É a primeira visita que o
parlamentar faz a uma "comunidade", como são chamadas as favelas do Rio, depois de reeleito no mês passado com mais de 170 mil votos. E depois da estreia de
"Tropa de Elite 2", do diretor
José Padilha. Um dos personagens centrais do longa, o
deputado Diogo Fraga (interpretado por Irandhir Santos),
ligado aos direitos humanos,
é baseado em Freixo.
"Conheço o Padilha desde que ele fez o documentário "Ônibus 174" [de 2002].
Participamos de um debate e
ficamos amigos", conta. O diretor virou eleitor de Freixo.
Atores de "Tropa 2", como
Wagner Moura, também declararam votos, além de estrelas como Fernanda Torres
e Fernanda Abreu.
Debates são parte essencial da agenda do professor e
ativista. Assim como visitas a
favelas, presídios e zonas de
conflito.
"Você é o primeiro político que eu vejo aqui depois
de uma eleição", afirma Valdinei Medina, de 29 anos,
nascido e criado na área e
presidente da associação
Amigos de Chapéu Mangueira. "Antes da eleição chove
candidato na favela", ironiza
Valdinei. Ele afirma que a segurança do morro está de fato garantida desde que foi
instalada uma UPP (Unidade
de Polícia Pacificadora) bem
na entrada do morro.
Mas isso não basta. "Temos um posto de saúde prontinho, com consultório de
odontologia montado e um
monte de medicamentos,
mas não tem dentista nem
médico", diz. A creche, criada pelos moradores em 1992
e que atende 75 crianças, não
pagou neste mês o salário
das funcionárias. Marcelo
promete tentar resolver, ou
pelo menos chamar a atenção para os problemas, assim
que chegar ao gabinete.
"O que mais mandam
pra gente é anticoncepcional", conta Valdinei. "Tem
caixas e caixas de pílula
aqui", diz, apontando um armário cheio de remédios. "É
a política de saúde do governo, dar anticoncepcional para pobre", diz o deputado.
"Um dos problemas da
UPP é que ela se instala e a favela vira bairro. Aí começa a
chegar conta de luz, conta de
água, vem um fiscal dizer
que a construção está irregular, que a casa tem que ser demolida", explica. "Quero ver
agora qual vai ser o projeto
para manter a população que
criou essa comunidade aqui.
Senão eles vão ser obrigados
a mudar para mais longe, e
começa a vir morar aqui gente que tem mais dinheiro". É
o que ele chama de "a grande
ameaça branca."
No alto do morro, uma
situação preocupante.
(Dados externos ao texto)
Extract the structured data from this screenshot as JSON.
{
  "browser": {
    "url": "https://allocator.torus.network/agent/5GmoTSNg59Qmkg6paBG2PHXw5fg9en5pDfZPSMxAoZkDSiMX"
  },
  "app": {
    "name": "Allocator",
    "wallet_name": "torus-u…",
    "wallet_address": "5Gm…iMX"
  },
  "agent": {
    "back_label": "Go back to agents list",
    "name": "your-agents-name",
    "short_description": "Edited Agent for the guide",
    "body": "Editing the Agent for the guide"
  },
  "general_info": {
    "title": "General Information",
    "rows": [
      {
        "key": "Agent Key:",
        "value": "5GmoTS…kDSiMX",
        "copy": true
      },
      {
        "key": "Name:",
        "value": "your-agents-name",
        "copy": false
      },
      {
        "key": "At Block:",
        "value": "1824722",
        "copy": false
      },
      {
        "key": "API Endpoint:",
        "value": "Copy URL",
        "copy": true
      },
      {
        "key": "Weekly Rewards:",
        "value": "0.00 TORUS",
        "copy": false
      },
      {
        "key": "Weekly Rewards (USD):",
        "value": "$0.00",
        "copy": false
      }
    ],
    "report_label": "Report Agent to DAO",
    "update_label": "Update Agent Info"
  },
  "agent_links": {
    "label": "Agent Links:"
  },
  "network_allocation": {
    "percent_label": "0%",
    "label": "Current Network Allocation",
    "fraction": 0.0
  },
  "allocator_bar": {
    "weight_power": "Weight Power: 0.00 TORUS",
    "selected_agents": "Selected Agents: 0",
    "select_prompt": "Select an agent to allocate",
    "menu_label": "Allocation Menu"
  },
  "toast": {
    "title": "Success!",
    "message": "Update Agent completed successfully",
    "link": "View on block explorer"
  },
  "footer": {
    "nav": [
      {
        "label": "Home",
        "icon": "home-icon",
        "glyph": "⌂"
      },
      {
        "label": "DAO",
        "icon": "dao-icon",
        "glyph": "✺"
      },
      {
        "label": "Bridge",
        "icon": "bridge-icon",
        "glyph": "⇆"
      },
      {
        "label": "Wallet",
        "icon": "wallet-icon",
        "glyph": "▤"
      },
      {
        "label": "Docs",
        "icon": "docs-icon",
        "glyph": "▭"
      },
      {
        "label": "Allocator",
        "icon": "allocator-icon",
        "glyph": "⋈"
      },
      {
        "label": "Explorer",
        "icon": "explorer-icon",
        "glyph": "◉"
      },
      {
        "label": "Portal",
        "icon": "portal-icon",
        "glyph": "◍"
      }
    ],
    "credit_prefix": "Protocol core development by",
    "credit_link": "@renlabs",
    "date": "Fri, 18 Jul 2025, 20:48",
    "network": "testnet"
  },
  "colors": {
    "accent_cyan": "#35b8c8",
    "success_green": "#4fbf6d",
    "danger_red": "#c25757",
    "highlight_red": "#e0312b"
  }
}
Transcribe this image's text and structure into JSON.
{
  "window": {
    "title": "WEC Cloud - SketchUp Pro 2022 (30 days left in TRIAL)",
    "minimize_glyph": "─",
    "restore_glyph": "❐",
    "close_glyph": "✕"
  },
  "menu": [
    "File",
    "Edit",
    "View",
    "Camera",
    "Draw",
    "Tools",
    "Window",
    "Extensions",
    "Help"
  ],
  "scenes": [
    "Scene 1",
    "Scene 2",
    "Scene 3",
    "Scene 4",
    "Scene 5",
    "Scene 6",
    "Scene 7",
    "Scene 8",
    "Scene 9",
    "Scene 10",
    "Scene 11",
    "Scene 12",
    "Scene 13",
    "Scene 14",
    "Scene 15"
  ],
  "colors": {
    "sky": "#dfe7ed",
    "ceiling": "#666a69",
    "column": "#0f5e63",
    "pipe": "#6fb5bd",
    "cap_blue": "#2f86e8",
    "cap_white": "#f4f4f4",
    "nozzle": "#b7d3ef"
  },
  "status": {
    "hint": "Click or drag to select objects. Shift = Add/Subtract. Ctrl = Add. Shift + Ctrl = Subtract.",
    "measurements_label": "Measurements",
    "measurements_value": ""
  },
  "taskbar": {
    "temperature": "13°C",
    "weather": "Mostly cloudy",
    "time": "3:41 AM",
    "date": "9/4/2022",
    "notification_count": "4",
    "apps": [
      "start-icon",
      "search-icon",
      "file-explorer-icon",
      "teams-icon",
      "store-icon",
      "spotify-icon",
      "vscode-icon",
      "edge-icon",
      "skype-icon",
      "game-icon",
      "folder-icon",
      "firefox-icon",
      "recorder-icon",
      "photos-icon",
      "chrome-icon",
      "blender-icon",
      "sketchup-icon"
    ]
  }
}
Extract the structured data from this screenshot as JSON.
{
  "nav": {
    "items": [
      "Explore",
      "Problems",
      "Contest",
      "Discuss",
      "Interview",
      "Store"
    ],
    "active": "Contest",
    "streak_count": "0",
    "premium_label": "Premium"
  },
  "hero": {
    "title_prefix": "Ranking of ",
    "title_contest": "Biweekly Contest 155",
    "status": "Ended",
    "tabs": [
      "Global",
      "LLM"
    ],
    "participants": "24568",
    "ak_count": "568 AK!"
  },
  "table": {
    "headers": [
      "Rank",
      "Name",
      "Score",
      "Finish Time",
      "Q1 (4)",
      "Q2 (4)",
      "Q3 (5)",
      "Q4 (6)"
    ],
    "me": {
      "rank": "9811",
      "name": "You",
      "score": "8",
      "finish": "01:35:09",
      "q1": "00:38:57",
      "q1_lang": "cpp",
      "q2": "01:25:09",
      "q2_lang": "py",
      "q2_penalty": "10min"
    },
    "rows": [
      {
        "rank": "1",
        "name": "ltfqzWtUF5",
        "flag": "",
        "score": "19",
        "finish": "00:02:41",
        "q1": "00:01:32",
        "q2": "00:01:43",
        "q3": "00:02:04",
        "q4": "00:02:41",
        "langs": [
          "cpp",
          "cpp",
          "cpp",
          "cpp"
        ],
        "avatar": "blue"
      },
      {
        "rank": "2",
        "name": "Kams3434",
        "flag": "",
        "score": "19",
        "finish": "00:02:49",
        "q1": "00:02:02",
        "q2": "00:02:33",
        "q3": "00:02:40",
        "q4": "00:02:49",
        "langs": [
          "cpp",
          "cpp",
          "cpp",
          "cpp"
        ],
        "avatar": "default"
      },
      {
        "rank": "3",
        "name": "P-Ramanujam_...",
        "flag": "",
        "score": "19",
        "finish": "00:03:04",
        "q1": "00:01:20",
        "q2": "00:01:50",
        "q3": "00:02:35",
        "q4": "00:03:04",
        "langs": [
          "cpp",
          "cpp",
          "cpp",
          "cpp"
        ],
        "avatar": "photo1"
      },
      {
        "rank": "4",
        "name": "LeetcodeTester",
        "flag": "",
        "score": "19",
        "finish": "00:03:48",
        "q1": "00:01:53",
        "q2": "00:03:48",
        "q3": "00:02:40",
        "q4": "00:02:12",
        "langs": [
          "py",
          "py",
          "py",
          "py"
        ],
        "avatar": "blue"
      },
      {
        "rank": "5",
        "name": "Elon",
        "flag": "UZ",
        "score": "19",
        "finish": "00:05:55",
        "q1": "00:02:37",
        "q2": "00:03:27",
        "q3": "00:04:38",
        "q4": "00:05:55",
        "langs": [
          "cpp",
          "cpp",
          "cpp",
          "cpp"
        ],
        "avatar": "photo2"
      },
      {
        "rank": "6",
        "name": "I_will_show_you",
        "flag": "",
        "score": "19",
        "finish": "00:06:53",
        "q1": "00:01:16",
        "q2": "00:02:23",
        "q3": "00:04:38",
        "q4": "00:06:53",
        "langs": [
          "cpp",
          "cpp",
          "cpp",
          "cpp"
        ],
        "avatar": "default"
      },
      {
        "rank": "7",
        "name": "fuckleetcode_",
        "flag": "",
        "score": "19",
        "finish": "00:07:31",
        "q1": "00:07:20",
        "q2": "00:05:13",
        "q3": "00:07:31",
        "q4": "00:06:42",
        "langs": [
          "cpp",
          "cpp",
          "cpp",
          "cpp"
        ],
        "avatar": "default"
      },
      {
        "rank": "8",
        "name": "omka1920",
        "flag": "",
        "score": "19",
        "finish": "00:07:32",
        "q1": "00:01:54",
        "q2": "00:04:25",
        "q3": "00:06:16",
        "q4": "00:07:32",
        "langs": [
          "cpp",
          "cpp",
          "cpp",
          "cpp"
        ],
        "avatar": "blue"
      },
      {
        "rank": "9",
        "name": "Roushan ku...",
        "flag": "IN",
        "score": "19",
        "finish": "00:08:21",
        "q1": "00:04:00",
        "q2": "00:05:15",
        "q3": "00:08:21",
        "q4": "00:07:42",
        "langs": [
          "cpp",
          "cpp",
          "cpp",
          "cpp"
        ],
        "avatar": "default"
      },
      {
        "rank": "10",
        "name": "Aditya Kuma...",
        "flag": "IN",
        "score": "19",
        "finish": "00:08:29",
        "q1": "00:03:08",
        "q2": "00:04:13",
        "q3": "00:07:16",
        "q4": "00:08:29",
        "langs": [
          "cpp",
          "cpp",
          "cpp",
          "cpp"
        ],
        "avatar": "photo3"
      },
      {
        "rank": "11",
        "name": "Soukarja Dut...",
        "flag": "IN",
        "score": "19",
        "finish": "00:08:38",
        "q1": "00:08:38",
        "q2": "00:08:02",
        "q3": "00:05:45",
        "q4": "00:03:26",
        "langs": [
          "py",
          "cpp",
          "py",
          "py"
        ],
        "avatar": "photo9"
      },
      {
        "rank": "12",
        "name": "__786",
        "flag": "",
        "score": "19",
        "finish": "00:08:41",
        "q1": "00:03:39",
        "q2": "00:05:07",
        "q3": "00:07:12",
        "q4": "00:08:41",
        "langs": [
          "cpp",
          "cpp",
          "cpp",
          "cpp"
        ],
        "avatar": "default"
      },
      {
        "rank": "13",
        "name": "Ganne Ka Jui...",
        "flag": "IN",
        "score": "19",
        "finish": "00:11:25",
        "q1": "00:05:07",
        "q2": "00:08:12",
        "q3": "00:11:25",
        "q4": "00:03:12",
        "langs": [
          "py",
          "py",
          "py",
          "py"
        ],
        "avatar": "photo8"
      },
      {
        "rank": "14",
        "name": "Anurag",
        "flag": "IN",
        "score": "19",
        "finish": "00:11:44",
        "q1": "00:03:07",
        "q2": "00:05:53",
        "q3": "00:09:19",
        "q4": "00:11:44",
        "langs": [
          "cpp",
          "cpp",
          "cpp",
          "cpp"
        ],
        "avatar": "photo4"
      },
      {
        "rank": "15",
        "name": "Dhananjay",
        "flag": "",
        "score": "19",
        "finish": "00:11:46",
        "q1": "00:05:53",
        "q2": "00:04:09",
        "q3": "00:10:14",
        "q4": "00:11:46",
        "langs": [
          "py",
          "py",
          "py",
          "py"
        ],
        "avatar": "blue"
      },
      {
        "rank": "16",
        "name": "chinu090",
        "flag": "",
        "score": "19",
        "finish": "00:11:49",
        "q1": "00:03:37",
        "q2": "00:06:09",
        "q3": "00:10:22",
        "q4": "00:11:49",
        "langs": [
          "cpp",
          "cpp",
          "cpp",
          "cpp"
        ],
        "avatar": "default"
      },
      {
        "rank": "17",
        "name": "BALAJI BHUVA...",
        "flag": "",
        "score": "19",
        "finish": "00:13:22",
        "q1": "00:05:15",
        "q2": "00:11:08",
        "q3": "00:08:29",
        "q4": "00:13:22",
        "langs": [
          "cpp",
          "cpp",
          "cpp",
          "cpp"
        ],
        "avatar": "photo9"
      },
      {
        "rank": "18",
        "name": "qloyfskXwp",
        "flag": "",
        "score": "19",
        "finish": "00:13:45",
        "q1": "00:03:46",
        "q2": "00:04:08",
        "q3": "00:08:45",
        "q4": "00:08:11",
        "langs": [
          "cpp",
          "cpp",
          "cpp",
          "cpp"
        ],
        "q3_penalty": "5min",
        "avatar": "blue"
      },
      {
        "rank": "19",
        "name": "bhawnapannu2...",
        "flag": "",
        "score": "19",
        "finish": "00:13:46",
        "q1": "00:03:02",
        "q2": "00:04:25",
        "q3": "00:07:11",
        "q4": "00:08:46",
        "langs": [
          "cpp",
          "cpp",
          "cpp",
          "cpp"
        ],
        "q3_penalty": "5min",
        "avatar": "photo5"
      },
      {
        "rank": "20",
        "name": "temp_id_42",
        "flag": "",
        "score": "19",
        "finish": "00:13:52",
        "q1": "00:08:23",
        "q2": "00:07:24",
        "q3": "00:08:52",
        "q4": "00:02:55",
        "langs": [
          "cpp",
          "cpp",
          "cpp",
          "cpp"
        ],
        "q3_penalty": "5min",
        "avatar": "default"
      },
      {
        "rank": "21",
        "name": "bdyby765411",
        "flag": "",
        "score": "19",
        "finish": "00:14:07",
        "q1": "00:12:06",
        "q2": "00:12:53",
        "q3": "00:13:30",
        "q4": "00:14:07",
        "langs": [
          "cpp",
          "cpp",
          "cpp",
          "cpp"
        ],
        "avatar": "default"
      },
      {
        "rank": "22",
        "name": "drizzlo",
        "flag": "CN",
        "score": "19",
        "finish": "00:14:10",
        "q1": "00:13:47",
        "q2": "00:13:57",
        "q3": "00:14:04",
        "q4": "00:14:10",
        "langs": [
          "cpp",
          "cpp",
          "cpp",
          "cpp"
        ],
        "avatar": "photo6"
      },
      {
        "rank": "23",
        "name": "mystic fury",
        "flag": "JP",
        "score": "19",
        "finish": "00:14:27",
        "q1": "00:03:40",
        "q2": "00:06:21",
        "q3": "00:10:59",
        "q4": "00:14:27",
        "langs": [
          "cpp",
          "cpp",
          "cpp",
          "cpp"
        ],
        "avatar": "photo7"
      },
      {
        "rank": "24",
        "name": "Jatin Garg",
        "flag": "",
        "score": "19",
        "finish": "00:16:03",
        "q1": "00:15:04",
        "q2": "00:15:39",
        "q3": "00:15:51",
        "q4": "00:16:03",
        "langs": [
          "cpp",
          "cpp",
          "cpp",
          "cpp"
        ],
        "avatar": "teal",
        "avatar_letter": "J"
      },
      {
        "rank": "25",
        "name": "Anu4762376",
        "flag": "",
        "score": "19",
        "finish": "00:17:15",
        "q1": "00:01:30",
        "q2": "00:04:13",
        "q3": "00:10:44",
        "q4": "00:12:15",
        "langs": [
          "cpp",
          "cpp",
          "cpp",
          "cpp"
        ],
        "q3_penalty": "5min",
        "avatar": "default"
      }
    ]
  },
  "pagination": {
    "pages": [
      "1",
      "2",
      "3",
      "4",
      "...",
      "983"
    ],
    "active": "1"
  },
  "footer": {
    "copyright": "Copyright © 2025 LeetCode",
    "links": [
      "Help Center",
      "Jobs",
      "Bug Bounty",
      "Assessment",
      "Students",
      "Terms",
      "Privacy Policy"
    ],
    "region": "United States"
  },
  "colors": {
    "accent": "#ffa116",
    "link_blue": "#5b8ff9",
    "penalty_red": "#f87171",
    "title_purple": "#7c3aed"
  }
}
A sede da associação dos moradores, um cômodo úmido e
sem ventilação, foi tomada
por 12 pessoas que perderam
suas casas. Homens, mulheres e crianças dormem no
chão. Valdinei e o político
vão até lá. "O cheiro é terrível", lamenta Freixo. "Não
quero só mostrar as coisas
boas", explica Valdinei.
Um assessor interrompe
para passar um telefonema
urgente. Em Vargem Pequena, uma favela da zona oeste
dominada por milícia, chegou a polícia para demolir as
casas de uma grande área. Os
moradores vão resistir. Marcelo se inflama, pede para o
assessor conseguir o telefone
do comandante do batalhão
que está no local.
Guilherme Pimentel, de
25 anos, consegue o número
em minutos. Estudante de direito da Uerj, trabalha há
quatro anos com Freixo. É ele
que sopra o número das leis
que o deputado deve mencionar na conversa com o comandante. "É a lei 2898-98,
decreto 41.130 de 2008, da
Casa Civil. Eles deviam ser
notificados e não foram."
Marcelo liga para o comandante geral da polícia,
"mas ele nunca atende o telefone de manhã". Já passam
das 11h. Decide seguir a programação do dia e acompanhar o caso pelo telefone.
"Vargem Pequena é área de
milícia. Se eu for pra lá, só
aumenta o problema."
Desde que começou a
denunciar casos de corrupção no mesmo ano em que
presidiu a CPI das milícias,
em 2008, que culminou com
a cassação do deputado Natalino Guimarães, do DEM,
Freixo anda com pelo menos
quatro seguranças. Sua casa,
em Niterói, é vigiada o tempo
todo. Em quatro situações,
planos para matá-lo foram
interceptados pela polícia.
"Eu sabia dos riscos e
entrei nessa história porque
quis. A militância pelos direitos humanos fez a minha vida, não posso virar as costas
para isso",diz. O jeito foi alterar alguns hábitos em nome
da segurança. "Não vou mais
ao Maracanã com meu filho,
não vou à praia com minha
filha, não vou a uma roda de
samba na rua. Nado em um
clube fechado, ouço samba
em um lugar discreto em Niterói. Sei que sou uma encrenca, falo isso para a minha mulher o tempo todo."
Marcelo já chama de
mulher sua namorada, a jornalista Renata Stuart, com
quem vai se casar em dezembro. Ela mora no Leblon, onde ele passa algumas noites
por semana. No resto do tempo, fica em Niterói, onde nasceu e onde moram seus pais.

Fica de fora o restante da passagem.